Task Transfer and Real-World Deployment: Robust composition supports not only out-of-distribution generalization but also transfer learning to new domains, label-efficient training in data-sparse regimes, and broad applicability across domains—from open-domain VQA to specialized areas such as medical imaging (Cai et al., 28 Dec 2024).
Algorithmic and Theoretical Research: Continued effort is required to clarify what inductive biases or explicit constraints best promote compositional feature learning in high-dimensional, multimodal tasks, including in the context of large foundation models and beyond supervised learning (e.g., self-supervised or contrastive learning) (Wang et al., 5 Feb 2024, Redhardt et al., 9 Jul 2025).
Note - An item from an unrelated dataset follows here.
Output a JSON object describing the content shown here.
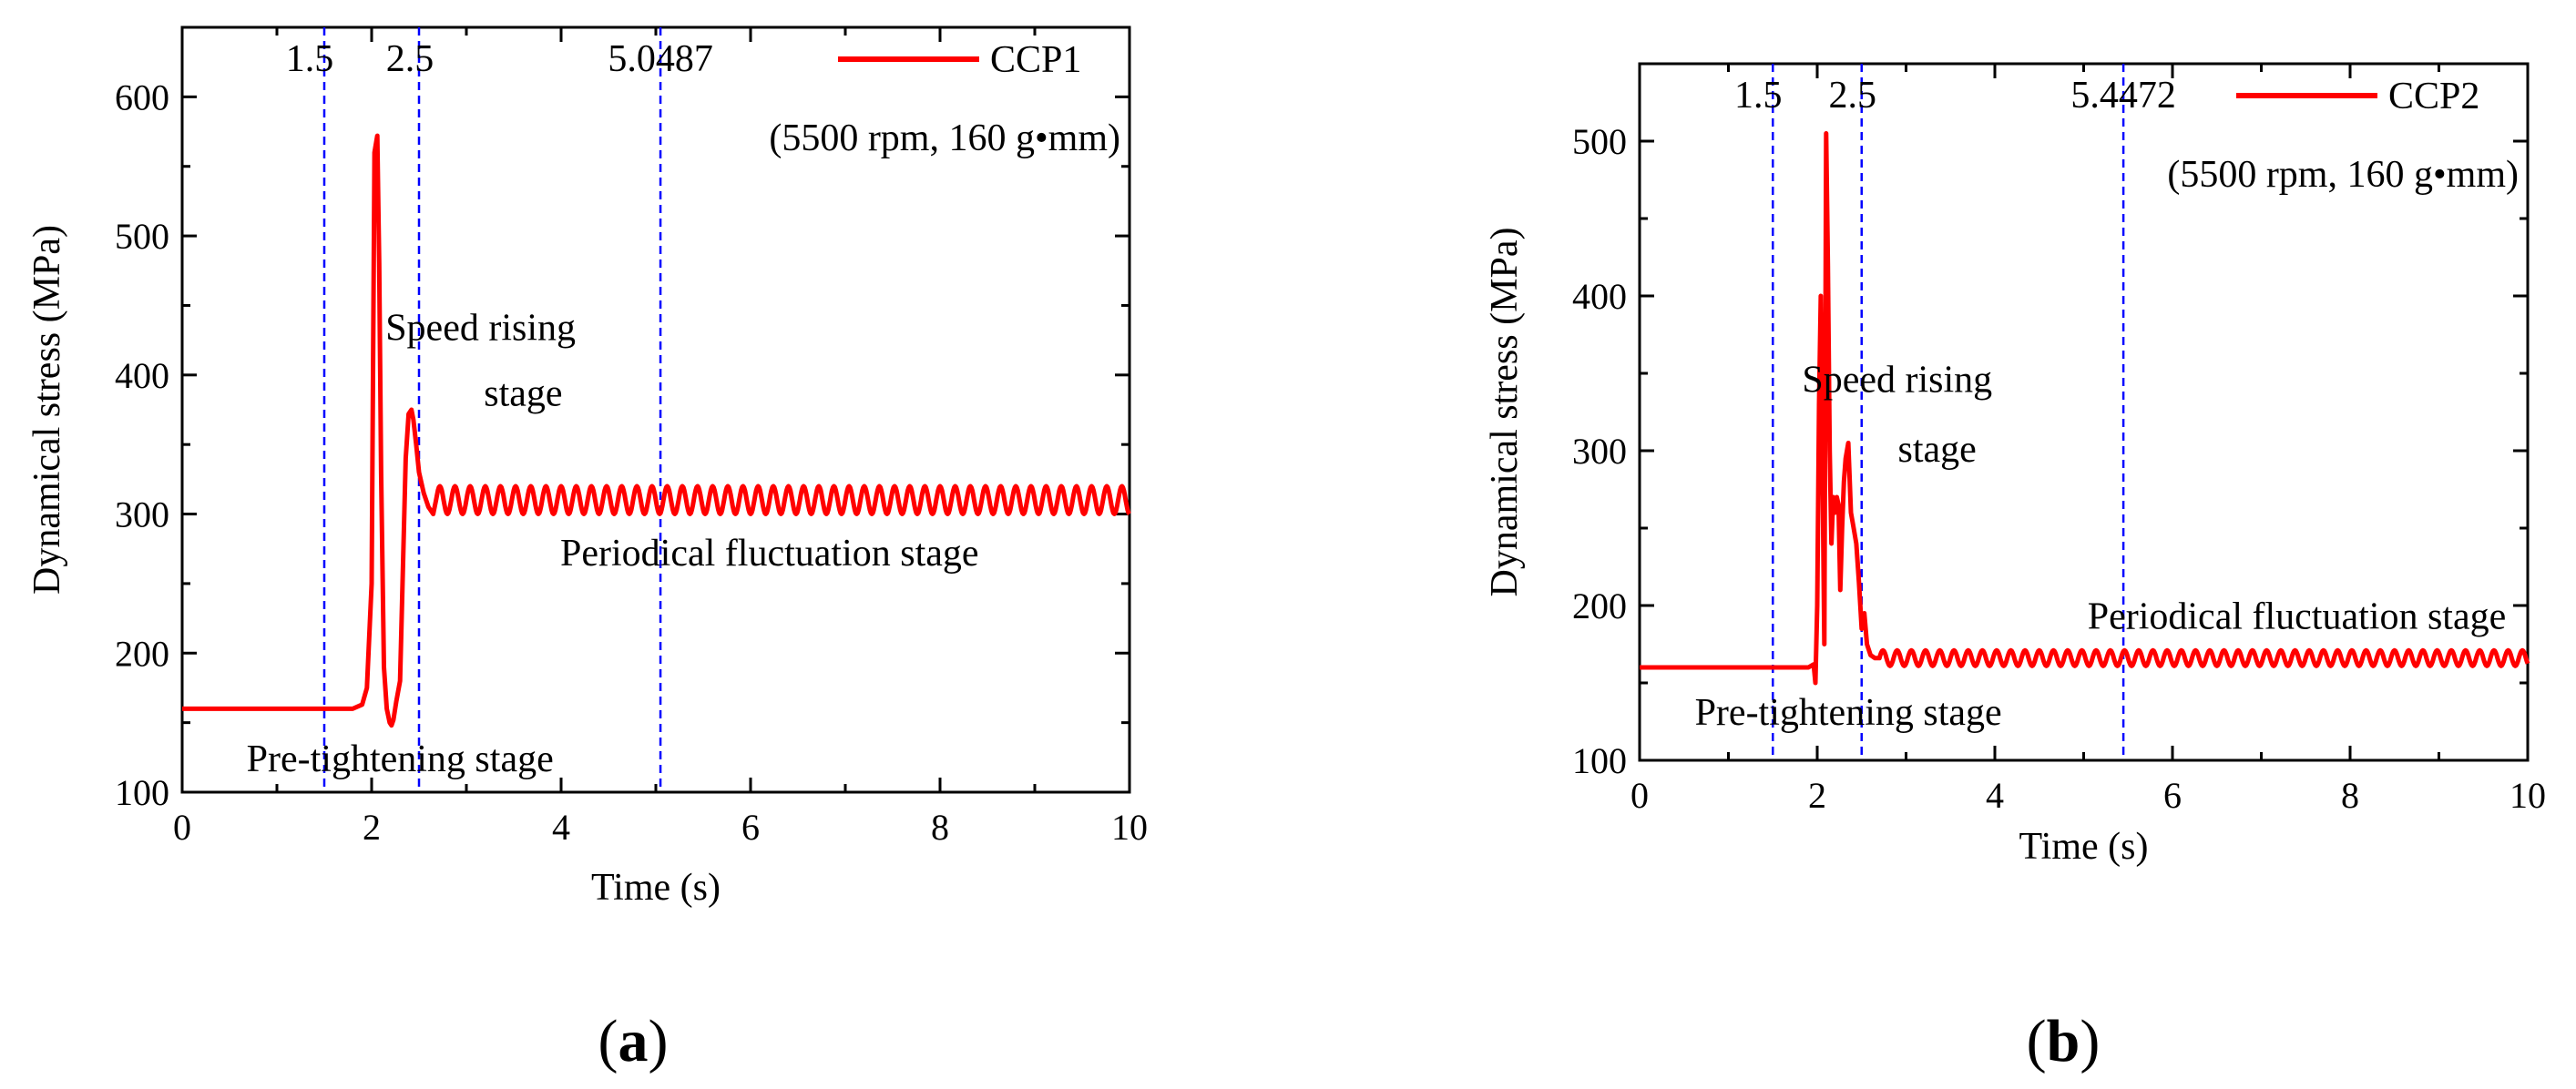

6. Summary Table: Key Architectural Elements and Their Influence

Architectural Element	Effect on Compositional Generalization	Reference
Cross-modal attention	Promotes systematic recombination	(Ito et al., 26 Jan 2024)
Syntactic attention masking	Increases parameter efficiency, structure	(Kamali et al., 2023)
Retrieval-based feature aggregation	Improves alignment across modalities	(Li et al., 29 May 2025)
Low-rank/factorized output embedding	Enforces factorization in outputs	(Liang et al., 30 Jan 2025)
Scaling data and model size	Leads to improved generalization (with sufficient support)	(Redhardt et al., 9 Jul 2025)
Weight sharing across layers	Reduces compositional complexity	(Ram et al., 2 May 2024)

7. Conclusion

Compositional generalization remains a central open challenge for multimodal models. Current research underscores the necessity of designing architectures and evaluation methodologies that explicitly address the complexities of combining concepts across modalities and extrapolating to unseen compositions. Progress hinges on principled architectural motifs, diagnostics rooted in representation analysis, and the development of compositionality-aware datasets and benchmarks, ensuring models approach the flexibility and robustness of human combinatorial reasoning.